Sodastream or SodaClub creates a product used to make your own soda at home. This device blasts CO2 into your water, converting it into seltzer water. You can then add your favorite syrup to turn the water into a yummy soda. I love my Sodastream until I found out how much it costs to replace the CO2 tank. A tank exchange will cost you almost $20. Moreover, you can’t fill the tank at a paintball store because Sodastream has their own unique valve on the tank. If you are like me and drink soda everyday, you will go through one tank/month. $20/month for CO2? HELL NO!
I had to find a way to relieve my ass from the anal pounding I was receiving from Sodastream. This was my solution. Yours may vary depending on the setup you would like to have. I just wanted to find a way to fill up my tank from a larger CO2 tank at home.
Warning! – Do any of this stuff at your own risk. I am not responsible for your stupidity.
1. Buy a 20lb tank from craig’s list. Cost- I paid $70. I may have been ripped off, but I’m not a gas man so I wouldn’t know. I saw prices on Amazon for about $100, so $70 felt about right to me. Be sure to get an aluminum tank. This tank will be exchanged at a company called “Airgas” for about $18. This should last more than a year, but I don’t know yet as I’m still on my first tank.
2. Buy the professional fill station with an adapter at SodaCo2. Cost: $125. These guys did an amazing job making their adapter for the Sodastream valve.
3. You’ll have to modify the valve as shown in this video:
Here’s information not on the video. The “easy out” is actually called a “Screw Extractor”. This was a product I had to buy because I did not have it on hand. I purchased the Black & Decker 16270 set because it was the only one at Home Depot. I found out later that the reviews on this product are god-awful. Fortunately it didn’t break on me, however, the extractors are not labeled with sizes; just labeled from 1 – 5 (very useful, you assholes!). I made a quick chart here with the sizes:
Black & Decker
Screw Extractor 16270
#1 – 5/64″
#2 – 7/64″
#3 – 5/32″
#4 – 1/4″
#5 – 9/32″
I used the #4 – 1/4″ for extracting the part described in the video. Unlike the guy in the video – it took me a few tries to get the screw extractor in to eject the piece.
4. Fill your tank as shown in this video:
This did not work for me initially. When I went to fill the tank, CO2 leaked from the sides.

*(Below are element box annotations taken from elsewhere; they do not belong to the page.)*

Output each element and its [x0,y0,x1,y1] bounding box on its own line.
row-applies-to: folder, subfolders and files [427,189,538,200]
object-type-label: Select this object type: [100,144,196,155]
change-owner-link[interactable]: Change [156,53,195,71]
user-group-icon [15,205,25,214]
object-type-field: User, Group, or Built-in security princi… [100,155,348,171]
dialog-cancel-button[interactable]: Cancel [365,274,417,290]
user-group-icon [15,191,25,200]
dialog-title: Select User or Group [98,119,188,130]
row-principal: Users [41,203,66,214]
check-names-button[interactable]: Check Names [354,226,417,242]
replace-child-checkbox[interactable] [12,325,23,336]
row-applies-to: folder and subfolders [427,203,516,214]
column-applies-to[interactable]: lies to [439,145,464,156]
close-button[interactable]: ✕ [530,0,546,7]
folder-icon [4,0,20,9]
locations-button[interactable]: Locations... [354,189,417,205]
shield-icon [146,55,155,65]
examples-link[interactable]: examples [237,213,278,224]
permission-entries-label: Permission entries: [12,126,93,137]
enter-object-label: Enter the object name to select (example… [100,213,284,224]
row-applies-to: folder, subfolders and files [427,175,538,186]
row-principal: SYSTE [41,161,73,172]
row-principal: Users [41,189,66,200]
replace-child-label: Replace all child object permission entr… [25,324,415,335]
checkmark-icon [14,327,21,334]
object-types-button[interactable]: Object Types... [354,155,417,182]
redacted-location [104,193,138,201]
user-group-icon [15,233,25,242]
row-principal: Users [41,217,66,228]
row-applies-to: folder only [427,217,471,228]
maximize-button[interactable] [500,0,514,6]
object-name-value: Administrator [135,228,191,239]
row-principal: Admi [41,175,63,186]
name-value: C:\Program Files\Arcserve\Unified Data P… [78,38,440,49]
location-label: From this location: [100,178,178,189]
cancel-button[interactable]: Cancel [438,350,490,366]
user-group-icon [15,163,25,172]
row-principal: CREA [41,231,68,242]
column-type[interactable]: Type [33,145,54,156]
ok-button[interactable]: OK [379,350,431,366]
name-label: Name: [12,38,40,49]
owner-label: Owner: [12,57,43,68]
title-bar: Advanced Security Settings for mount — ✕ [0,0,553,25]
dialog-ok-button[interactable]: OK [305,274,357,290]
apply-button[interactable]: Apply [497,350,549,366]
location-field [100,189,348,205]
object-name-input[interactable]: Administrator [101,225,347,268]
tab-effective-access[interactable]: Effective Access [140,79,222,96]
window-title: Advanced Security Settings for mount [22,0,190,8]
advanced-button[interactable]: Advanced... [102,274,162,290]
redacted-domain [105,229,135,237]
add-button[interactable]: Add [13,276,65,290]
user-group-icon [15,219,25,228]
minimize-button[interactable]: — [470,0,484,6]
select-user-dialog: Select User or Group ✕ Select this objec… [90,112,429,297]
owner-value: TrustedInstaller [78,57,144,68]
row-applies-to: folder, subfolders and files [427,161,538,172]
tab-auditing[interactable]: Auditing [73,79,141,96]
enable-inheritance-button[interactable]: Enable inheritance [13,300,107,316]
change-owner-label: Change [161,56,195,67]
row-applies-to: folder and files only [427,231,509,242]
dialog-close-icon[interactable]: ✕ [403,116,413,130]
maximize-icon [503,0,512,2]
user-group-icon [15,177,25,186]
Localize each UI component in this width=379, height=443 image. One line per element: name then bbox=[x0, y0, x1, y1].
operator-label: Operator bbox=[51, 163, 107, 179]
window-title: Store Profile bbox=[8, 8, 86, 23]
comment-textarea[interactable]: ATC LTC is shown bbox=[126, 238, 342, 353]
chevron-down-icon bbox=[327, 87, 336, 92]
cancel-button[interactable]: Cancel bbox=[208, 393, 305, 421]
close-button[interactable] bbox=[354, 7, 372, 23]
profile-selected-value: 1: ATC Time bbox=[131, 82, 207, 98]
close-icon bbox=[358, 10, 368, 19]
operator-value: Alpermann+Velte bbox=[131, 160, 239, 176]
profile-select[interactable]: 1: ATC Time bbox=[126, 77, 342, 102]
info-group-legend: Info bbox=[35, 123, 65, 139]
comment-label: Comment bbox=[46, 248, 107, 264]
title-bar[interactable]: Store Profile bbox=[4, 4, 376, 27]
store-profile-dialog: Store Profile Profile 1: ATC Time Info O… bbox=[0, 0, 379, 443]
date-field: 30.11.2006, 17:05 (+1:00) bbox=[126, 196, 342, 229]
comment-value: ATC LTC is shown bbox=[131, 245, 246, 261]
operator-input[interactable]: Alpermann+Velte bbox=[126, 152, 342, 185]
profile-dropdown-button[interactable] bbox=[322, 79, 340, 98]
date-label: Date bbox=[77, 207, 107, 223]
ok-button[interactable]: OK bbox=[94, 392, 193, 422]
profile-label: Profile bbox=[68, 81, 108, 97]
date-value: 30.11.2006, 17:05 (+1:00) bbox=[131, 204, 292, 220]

I ended up using one of the rubber o-rings that came with the professional fill station. I put the ring on the sodastream tank like so:
I cannot get a complete fill. I’ve tried cooling the tank as shown in the video, but still no luck. After filling the tank for a while, it will reach a point where you can feel that no more CO2 is going into your tank. This isn’t bad, the tank just doesn’t last as long and I have to fill it up a little more often. Right now, I’m refilling every week or so.
In reading this article you probably figured out that I’m not an engineer. I’m just a humble graphics guy, and have no clue about gas. I’m showing what I did to inform other folks as retarded as I am on this subject. If you have other tips and tricks, please share with me. I love learning new things and that is why I loved doing this project; it was completely outside my talent base. Finally let’s do the math on this project. I spent about $200 for a working refill system. It will take slightly more than 10 months to get my return on investment.